Somehow, I managed to read The Watchmen cold, for which I am very grateful. I vaguely remember people on various blogs and in conversations making casual references to it, and to a movie version that was either coming out or had come out...the only thing I registered was that it was some kind of comic book and that it involved superheroes. I filed it away in my mind as if it was a series like the X-Men or a dozen other comics that started up after I no longer read comics. And, since my first reading was such a pleasure for not knowing what was coming, that's about all I'm going to tell you about the story. Except that it kicks ass. And that many times I found myself going back and having another look at earlier panels, because what was happening in them took on more meaning the more I knew about the story. Nothing is exactly what it seems at first look. Nothing.

If you're reading this on a blog where you're on my friendlist, you've probably already read The Watchmen. So just close your eyes for a moment and imagine you're sitting across the table from me, and I point to the book, and we stare into each others' eyes a little, and then we both nod and softly say "Yeah" at the same time.

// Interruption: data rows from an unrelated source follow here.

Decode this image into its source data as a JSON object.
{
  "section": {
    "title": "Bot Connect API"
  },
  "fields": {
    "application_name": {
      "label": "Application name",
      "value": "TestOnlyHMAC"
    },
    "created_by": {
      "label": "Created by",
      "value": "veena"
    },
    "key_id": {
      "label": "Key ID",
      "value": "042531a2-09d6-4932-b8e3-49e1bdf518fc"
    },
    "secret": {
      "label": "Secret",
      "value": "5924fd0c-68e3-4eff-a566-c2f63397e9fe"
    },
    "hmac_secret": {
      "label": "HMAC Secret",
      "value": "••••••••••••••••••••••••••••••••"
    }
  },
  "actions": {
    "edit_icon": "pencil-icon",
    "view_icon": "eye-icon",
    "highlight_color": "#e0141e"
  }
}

The Martian Chronicles, by Ray Bradbury :
"Mr. Aaa, I'd like to tell you...we came sixty million miles."
Mr. Aaa regarded the captain for the first time. "Where did you say you were from?"
The captain flashed a white smile. Aside to his men, he whispered, "Now we're getting someplace!" To Mr. Aaa, he called, "We traveled sixty million miles. From EARTH!"
Mr. Aaa yawned. "That's only fifty million miles this time of year." He picked up a frightful looking weapon. "Well, I have to go now. Just take that silly note, though I don't know what good it'll do you, and go over that hill into the little town of Iopr and tell Mr. Iii all about it. He's the man you want to see. Not Mr. Ttt, he's an idiot. I'm going to kill him. Not me, because you're not in my line of work."
"Line of work, line of work", bleated the captain. "Do you have to be in a certain line of work to welcome Earth men?"
"Don't be silly, everyone knows
that!" Mr. Aaa rushed downstairs. Goodbye." And down the causeway he raced, like a pair of wild calipers.
The four travellers stood shocked. Finally the captain said, "We'll find someone yet who will listen to us."
"Maybe we should go out and come in again.," said one of the men in a dreary voice. "Maybe we should take off and land again."

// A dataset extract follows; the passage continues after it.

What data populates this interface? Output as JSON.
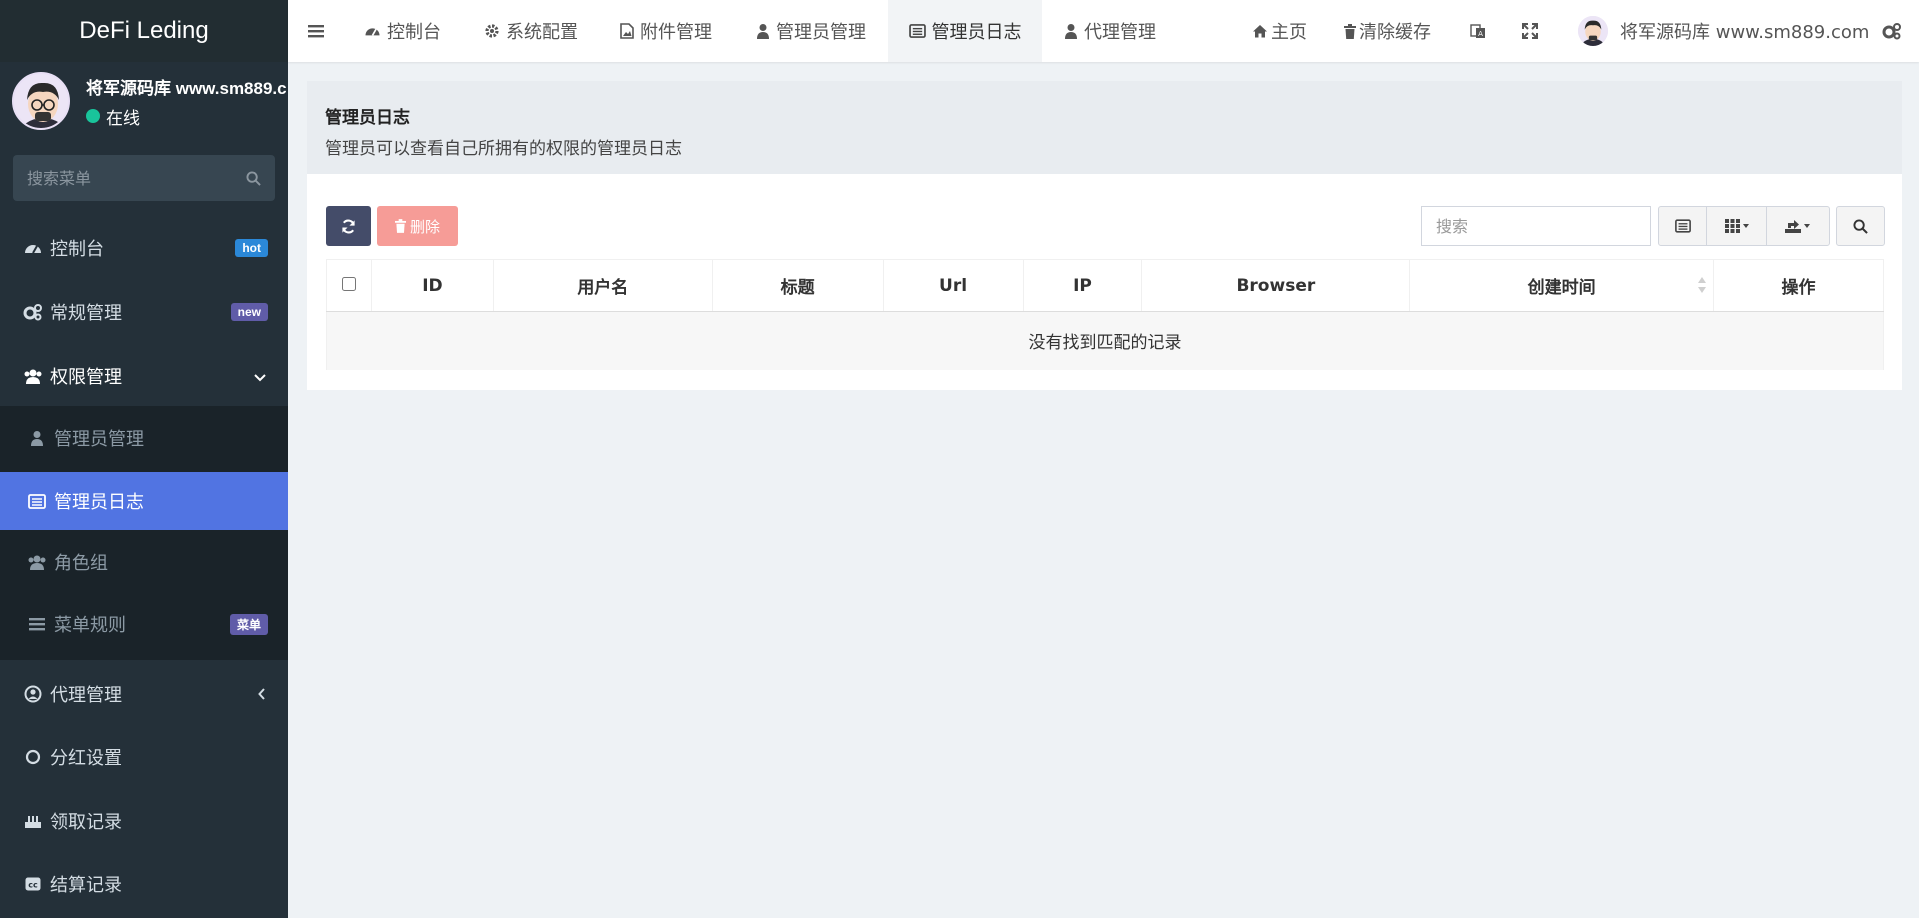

This book of stories, united around the common theme of Humanity's colonization of Mars, from several first contact attempts to...well, to the end, is not Bradbury's best, mostly because it attempts to jam several beautiful pieces from different jigsaw puzzles together and call it a coherent history. The Martian Chronicles is no such thing. Bradbury has good ideas for several first contact stories that have nothing to do with each other, and so he pretends that each of them happened in different missions, several months apart. He has good ideas involving different kinds of aliens with different cultures and abilities, so he writes that there are several kinds of Martians. Exactly one story has some characters that show up again later; the rest have stories that are complete in themselves.

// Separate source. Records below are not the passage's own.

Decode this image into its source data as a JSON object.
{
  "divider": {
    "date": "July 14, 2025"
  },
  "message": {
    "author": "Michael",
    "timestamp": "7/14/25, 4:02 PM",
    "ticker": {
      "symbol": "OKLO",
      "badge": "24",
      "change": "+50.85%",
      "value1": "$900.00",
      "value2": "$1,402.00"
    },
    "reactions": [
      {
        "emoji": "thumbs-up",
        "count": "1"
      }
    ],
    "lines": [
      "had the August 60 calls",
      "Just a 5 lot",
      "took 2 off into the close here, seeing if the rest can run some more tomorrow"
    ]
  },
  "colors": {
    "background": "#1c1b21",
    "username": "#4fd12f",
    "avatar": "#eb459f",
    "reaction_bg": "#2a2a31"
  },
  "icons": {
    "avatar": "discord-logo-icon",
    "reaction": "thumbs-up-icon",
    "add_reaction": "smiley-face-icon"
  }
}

And the stories themselves are wonderful, as Ray Bradbury tends to be. The first-contact Earth men who have to prove that they're not simply insane Martians. The Martian with the power to assume the guise of an Earth couple's long-dead child. The fully automated house that continues its programmed upkeep routine decades after the atom war has wiped out all life in the city. And, of course, an excellent variation on Bradbury's most frequent theme of what happens when serious, mundane government officials attempt to outlaw imaginative literature.

It's great classic science fiction. Seems to me it would be even better if presented as a regular collection of stories without the clumsy vignettes in between, trying to make it into one history.